Не волнуйся. Просто у тебя немного разыгралась фантазия. И потом — какое, ко всем чертям, значение имеет на этой стадии, хочет она этого или нет? Как часто на самом деле девушки спят с мужчинами, потому что этого хотят? (Так, толстячок, ты далеко не уедешь. Никогда.) Просто сделай это, сделай. Улещивай, стращай, будь грубым, старайся подкупить; умоляй, плачь, побуждай, придирайся; кляни, угрожай, жульничай, лги. Но сделай это.
К примеру, мы были вместе в пабе только вчера вечером.
Там стоял такой эмоционально насыщенный, такой желанный полумрак, что никому и в голову не пришло включить свет и разогнать его. Мы уже выпили по три порции, сидя в своем углу, и печальная, божественно покровительственная дымка начала образовываться между нами и всем остальным. Чувствуя слезы на глазах, я глядел на Джен, слушал, что она говорит, а сам думал, мол, ни за что на свете не стану приставать к ней, — поскольку что будет, если больше никогда не повторятся такие вечера, как этот, теплые, хмельные, сумеречные, в окружении дружеских разговоров и доносящихся снаружи звуков медленно падающего дождя и самоуверенных машин. Я заговорил. И снова посмотрел на Джен, на ее маленькие, опрятные ноздри, опущенные уголки рта, россыпь родинок и веснушек вокруг губ.

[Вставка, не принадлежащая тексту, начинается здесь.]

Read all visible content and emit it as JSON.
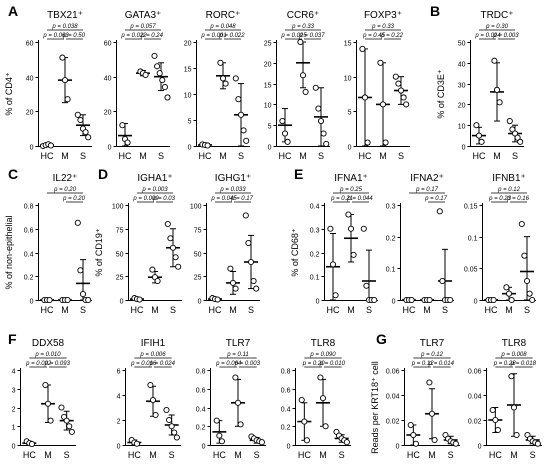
{
  "chart_data": [
    {
      "letter": "A",
      "gene": "TBX21⁺",
      "ylabel": "% of CD4⁺",
      "type": "scatter",
      "categories": [
        "HC",
        "M",
        "S"
      ],
      "ylim": [
        0,
        60
      ],
      "yticks": [
        0,
        20,
        40,
        60
      ],
      "stats": [
        "p = 0.038",
        "p = 0.063",
        "p = 0.50"
      ],
      "groups": [
        {
          "mean": 0.5,
          "sd": 0.5,
          "points": [
            0,
            0.5,
            1,
            0.3
          ]
        },
        {
          "mean": 38,
          "sd": 13,
          "points": [
            51,
            38,
            27
          ]
        },
        {
          "mean": 12,
          "sd": 6,
          "points": [
            18,
            15,
            10,
            8,
            5
          ]
        }
      ]
    },
    {
      "letter": "",
      "gene": "GATA3⁺",
      "ylabel": "",
      "type": "scatter",
      "categories": [
        "HC",
        "M",
        "S"
      ],
      "ylim": [
        0,
        60
      ],
      "yticks": [
        0,
        20,
        40,
        60
      ],
      "stats": [
        "p = 0.057",
        "p = 0.022",
        "p = 0.24"
      ],
      "groups": [
        {
          "mean": 6,
          "sd": 7,
          "points": [
            12,
            4,
            2
          ]
        },
        {
          "mean": 42,
          "sd": 1.5,
          "points": [
            43,
            42,
            41
          ]
        },
        {
          "mean": 40,
          "sd": 8,
          "points": [
            52,
            46,
            42,
            38,
            34,
            28
          ]
        }
      ]
    },
    {
      "letter": "",
      "gene": "RORC⁺",
      "ylabel": "",
      "type": "scatter",
      "categories": [
        "HC",
        "M",
        "S"
      ],
      "ylim": [
        0,
        20
      ],
      "yticks": [
        0,
        5,
        10,
        15,
        20
      ],
      "stats": [
        "p = 0.048",
        "p = 0.001",
        "p = 0.022"
      ],
      "groups": [
        {
          "mean": 0.2,
          "sd": 0.2,
          "points": [
            0.3,
            0.2,
            0.1
          ]
        },
        {
          "mean": 13.5,
          "sd": 2.5,
          "points": [
            16,
            13,
            12
          ]
        },
        {
          "mean": 6,
          "sd": 6,
          "points": [
            13,
            9,
            6,
            3,
            1
          ]
        }
      ]
    },
    {
      "letter": "",
      "gene": "CCR6⁺",
      "ylabel": "",
      "type": "scatter",
      "categories": [
        "HC",
        "M",
        "S"
      ],
      "ylim": [
        0,
        25
      ],
      "yticks": [
        0,
        5,
        10,
        15,
        20,
        25
      ],
      "stats": [
        "p = 0.33",
        "p = 0.025",
        "p = 0.037"
      ],
      "groups": [
        {
          "mean": 5,
          "sd": 4,
          "points": [
            6,
            3,
            1
          ]
        },
        {
          "mean": 20,
          "sd": 6,
          "points": [
            25,
            17,
            13
          ]
        },
        {
          "mean": 7,
          "sd": 7,
          "points": [
            14,
            9,
            6,
            3,
            0.5
          ]
        }
      ]
    },
    {
      "letter": "",
      "gene": "FOXP3⁺",
      "ylabel": "",
      "type": "scatter",
      "categories": [
        "HC",
        "M",
        "S"
      ],
      "ylim": [
        0,
        15
      ],
      "yticks": [
        0,
        5,
        10,
        15
      ],
      "stats": [
        "p = 0.33",
        "p = 0.45",
        "p = 0.22"
      ],
      "groups": [
        {
          "mean": 7,
          "sd": 7,
          "points": [
            14,
            7,
            0.5
          ]
        },
        {
          "mean": 6,
          "sd": 6,
          "points": [
            12,
            6,
            0.5
          ]
        },
        {
          "mean": 8,
          "sd": 2,
          "points": [
            10,
            9,
            8,
            7,
            6
          ]
        }
      ]
    },
    {
      "letter": "B",
      "gene": "TRDC⁺",
      "ylabel": "% of CD3E⁺",
      "type": "scatter",
      "categories": [
        "HC",
        "M",
        "S"
      ],
      "ylim": [
        0,
        50
      ],
      "yticks": [
        0,
        10,
        20,
        30,
        40,
        50
      ],
      "stats": [
        "p = 0.30",
        "p = 0.024",
        "p = 0.003"
      ],
      "groups": [
        {
          "mean": 5,
          "sd": 4,
          "points": [
            10,
            5,
            2
          ]
        },
        {
          "mean": 26,
          "sd": 14,
          "points": [
            41,
            27,
            21
          ]
        },
        {
          "mean": 6,
          "sd": 4,
          "points": [
            12,
            8,
            6,
            4,
            2
          ]
        }
      ]
    },
    {
      "letter": "C",
      "gene": "IL22⁺",
      "ylabel": "% of non-epithelial",
      "type": "scatter",
      "categories": [
        "HC",
        "M",
        "S"
      ],
      "ylim": [
        0,
        0.8
      ],
      "yticks": [
        0,
        0.2,
        0.4,
        0.6,
        0.8
      ],
      "stats": [
        "p = 0.20",
        "p = 0.20"
      ],
      "groups": [
        {
          "mean": 0,
          "sd": 0,
          "points": [
            0,
            0,
            0
          ]
        },
        {
          "mean": 0,
          "sd": 0,
          "points": [
            0,
            0,
            0
          ]
        },
        {
          "mean": 0.14,
          "sd": 0.2,
          "points": [
            0.65,
            0.25,
            0.05,
            0,
            0
          ]
        }
      ]
    },
    {
      "letter": "D",
      "gene": "IGHA1⁺",
      "ylabel": "% of CD19⁺",
      "type": "scatter",
      "categories": [
        "HC",
        "M",
        "S"
      ],
      "ylim": [
        0,
        100
      ],
      "yticks": [
        0,
        25,
        50,
        75,
        100
      ],
      "stats": [
        "p = 0.003",
        "p = 0.009",
        "p = 0.03"
      ],
      "groups": [
        {
          "mean": 1,
          "sd": 1,
          "points": [
            2,
            1,
            0.5
          ]
        },
        {
          "mean": 24,
          "sd": 6,
          "points": [
            32,
            24,
            20
          ]
        },
        {
          "mean": 55,
          "sd": 20,
          "points": [
            80,
            65,
            55,
            45,
            35
          ]
        }
      ]
    },
    {
      "letter": "",
      "gene": "IGHG1⁺",
      "ylabel": "",
      "type": "scatter",
      "categories": [
        "HC",
        "M",
        "S"
      ],
      "ylim": [
        0,
        100
      ],
      "yticks": [
        0,
        25,
        50,
        75,
        100
      ],
      "stats": [
        "p = 0.033",
        "p = 0.045",
        "p = 0.17"
      ],
      "groups": [
        {
          "mean": 1,
          "sd": 1,
          "points": [
            2,
            1,
            0.5
          ]
        },
        {
          "mean": 18,
          "sd": 12,
          "points": [
            33,
            18,
            12
          ]
        },
        {
          "mean": 40,
          "sd": 28,
          "points": [
            89,
            60,
            40,
            20,
            12
          ]
        }
      ]
    },
    {
      "letter": "E",
      "gene": "IFNA1⁺",
      "ylabel": "% of CD68⁺",
      "type": "scatter",
      "categories": [
        "HC",
        "M",
        "S"
      ],
      "ylim": [
        0,
        0.4
      ],
      "yticks": [
        0,
        0.1,
        0.2,
        0.3,
        0.4
      ],
      "stats": [
        "p = 0.25",
        "p = 0.21",
        "p = 0.044"
      ],
      "groups": [
        {
          "mean": 0.14,
          "sd": 0.14,
          "points": [
            0.3,
            0.15,
            0.02
          ]
        },
        {
          "mean": 0.26,
          "sd": 0.1,
          "points": [
            0.36,
            0.3,
            0.19
          ]
        },
        {
          "mean": 0.08,
          "sd": 0.13,
          "points": [
            0.3,
            0.06,
            0,
            0,
            0
          ]
        }
      ]
    },
    {
      "letter": "",
      "gene": "IFNA2⁺",
      "ylabel": "",
      "type": "scatter",
      "categories": [
        "HC",
        "M",
        "S"
      ],
      "ylim": [
        0,
        0.3
      ],
      "yticks": [
        0,
        0.1,
        0.2,
        0.3
      ],
      "stats": [
        "p = 0.17",
        "p = 0.17"
      ],
      "groups": [
        {
          "mean": 0,
          "sd": 0,
          "points": [
            0,
            0,
            0
          ]
        },
        {
          "mean": 0,
          "sd": 0,
          "points": [
            0,
            0,
            0
          ]
        },
        {
          "mean": 0.06,
          "sd": 0.1,
          "points": [
            0.28,
            0.06,
            0,
            0,
            0
          ]
        }
      ]
    },
    {
      "letter": "",
      "gene": "IFNB1⁺",
      "ylabel": "",
      "type": "scatter",
      "categories": [
        "HC",
        "M",
        "S"
      ],
      "ylim": [
        0,
        0.15
      ],
      "yticks": [
        0,
        0.05,
        0.1,
        0.15
      ],
      "stats": [
        "p = 0.12",
        "p = 0.23",
        "p = 0.16"
      ],
      "groups": [
        {
          "mean": 0,
          "sd": 0,
          "points": [
            0,
            0,
            0
          ]
        },
        {
          "mean": 0.01,
          "sd": 0.01,
          "points": [
            0.02,
            0.01,
            0
          ]
        },
        {
          "mean": 0.045,
          "sd": 0.055,
          "points": [
            0.12,
            0.07,
            0.03,
            0.01,
            0
          ]
        }
      ]
    },
    {
      "letter": "F",
      "gene": "DDX58",
      "ylabel": "Reads per CD68⁺ cell",
      "type": "scatter",
      "categories": [
        "HC",
        "M",
        "S"
      ],
      "ylim": [
        0,
        4
      ],
      "yticks": [
        0,
        1,
        2,
        3,
        4
      ],
      "stats": [
        "p = 0.010",
        "p = 0.022",
        "p = 0.093"
      ],
      "groups": [
        {
          "mean": 0.1,
          "sd": 0.1,
          "points": [
            0.2,
            0.1,
            0.05
          ]
        },
        {
          "mean": 2.2,
          "sd": 1,
          "points": [
            3.2,
            2.2,
            1.3
          ]
        },
        {
          "mean": 1.3,
          "sd": 0.5,
          "points": [
            2.0,
            1.5,
            1.3,
            1.0,
            0.7
          ]
        }
      ]
    },
    {
      "letter": "",
      "gene": "IFIH1",
      "ylabel": "",
      "type": "scatter",
      "categories": [
        "HC",
        "M",
        "S"
      ],
      "ylim": [
        0,
        6
      ],
      "yticks": [
        0,
        2,
        4,
        6
      ],
      "stats": [
        "p = 0.006",
        "p = 0.016",
        "p = 0.024"
      ],
      "groups": [
        {
          "mean": 0.2,
          "sd": 0.2,
          "points": [
            0.4,
            0.2,
            0.1
          ]
        },
        {
          "mean": 3.5,
          "sd": 1.2,
          "points": [
            4.8,
            3.6,
            2.4
          ]
        },
        {
          "mean": 1.6,
          "sd": 0.8,
          "points": [
            2.8,
            2.0,
            1.5,
            1.0,
            0.6
          ]
        }
      ]
    },
    {
      "letter": "",
      "gene": "TLR7",
      "ylabel": "",
      "type": "scatter",
      "categories": [
        "HC",
        "M",
        "S"
      ],
      "ylim": [
        0,
        0.8
      ],
      "yticks": [
        0,
        0.2,
        0.4,
        0.6,
        0.8
      ],
      "stats": [
        "p = 0.11",
        "p = 0.064",
        "p = 0.003"
      ],
      "groups": [
        {
          "mean": 0.14,
          "sd": 0.12,
          "points": [
            0.26,
            0.1,
            0.04
          ]
        },
        {
          "mean": 0.45,
          "sd": 0.25,
          "points": [
            0.72,
            0.45,
            0.22
          ]
        },
        {
          "mean": 0.05,
          "sd": 0.03,
          "points": [
            0.09,
            0.07,
            0.05,
            0.04,
            0.03
          ]
        }
      ]
    },
    {
      "letter": "",
      "gene": "TLR8",
      "ylabel": "",
      "type": "scatter",
      "categories": [
        "HC",
        "M",
        "S"
      ],
      "ylim": [
        0,
        0.8
      ],
      "yticks": [
        0,
        0.2,
        0.4,
        0.6,
        0.8
      ],
      "stats": [
        "p = 0.090",
        "p = 0.20",
        "p = 0.010"
      ],
      "groups": [
        {
          "mean": 0.25,
          "sd": 0.2,
          "points": [
            0.48,
            0.25,
            0.05
          ]
        },
        {
          "mean": 0.45,
          "sd": 0.25,
          "points": [
            0.72,
            0.5,
            0.2
          ]
        },
        {
          "mean": 0.07,
          "sd": 0.04,
          "points": [
            0.14,
            0.1,
            0.07,
            0.05,
            0.03
          ]
        }
      ]
    },
    {
      "letter": "G",
      "gene": "TLR7",
      "ylabel": "Reads per KRT18⁺ cell",
      "type": "scatter",
      "categories": [
        "HC",
        "M",
        "S"
      ],
      "ylim": [
        0,
        0.06
      ],
      "yticks": [
        0,
        0.02,
        0.04,
        0.06
      ],
      "stats": [
        "p = 0.12",
        "p = 0.12",
        "p = 0.014"
      ],
      "groups": [
        {
          "mean": 0.008,
          "sd": 0.008,
          "points": [
            0.016,
            0.008,
            0.001
          ]
        },
        {
          "mean": 0.025,
          "sd": 0.02,
          "points": [
            0.05,
            0.025,
            0.004
          ]
        },
        {
          "mean": 0.004,
          "sd": 0.003,
          "points": [
            0.008,
            0.005,
            0.003,
            0.002,
            0.001
          ]
        }
      ]
    },
    {
      "letter": "",
      "gene": "TLR8",
      "ylabel": "",
      "type": "scatter",
      "categories": [
        "HC",
        "M",
        "S"
      ],
      "ylim": [
        0,
        0.06
      ],
      "yticks": [
        0,
        0.02,
        0.04,
        0.06
      ],
      "stats": [
        "p = 0.008",
        "p = 0.28",
        "p = 0.018"
      ],
      "groups": [
        {
          "mean": 0.02,
          "sd": 0.01,
          "points": [
            0.028,
            0.02,
            0.012
          ]
        },
        {
          "mean": 0.032,
          "sd": 0.025,
          "points": [
            0.055,
            0.03,
            0.008
          ]
        },
        {
          "mean": 0.004,
          "sd": 0.003,
          "points": [
            0.008,
            0.005,
            0.003,
            0.002,
            0.001
          ]
        }
      ]
    }
  ]
}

— Послушай, — сказал я. — Пошли завтра выпьем у меня дома. Я познакомлю тебя со своим братом, названым братом. Его родители усыновили меня, когда мне было девять. У меня были и свои родители, но они плохо кончили. Теперь мы с братом живем в одной квартире. Его зовут Грегори. Возможно, он тебе понравится. — (И возможно, ты тоже придешься ему по вкусу. Неужели вы считаете, что я не думал об этом? Думал. Но я с ним поговорю. Начистоту. Он не сделает этого, если узнает, как много ты для меня значишь.) — Он странный. К тому же педик, каких свет не видывал. Сейчас мы не ладим — даже и не помню уж, как это было, — но было время, это точно, когда я любил его…
Я больше почти его не вижу. Я скучаю по нему. Он единственный друг, который у меня когда-либо был.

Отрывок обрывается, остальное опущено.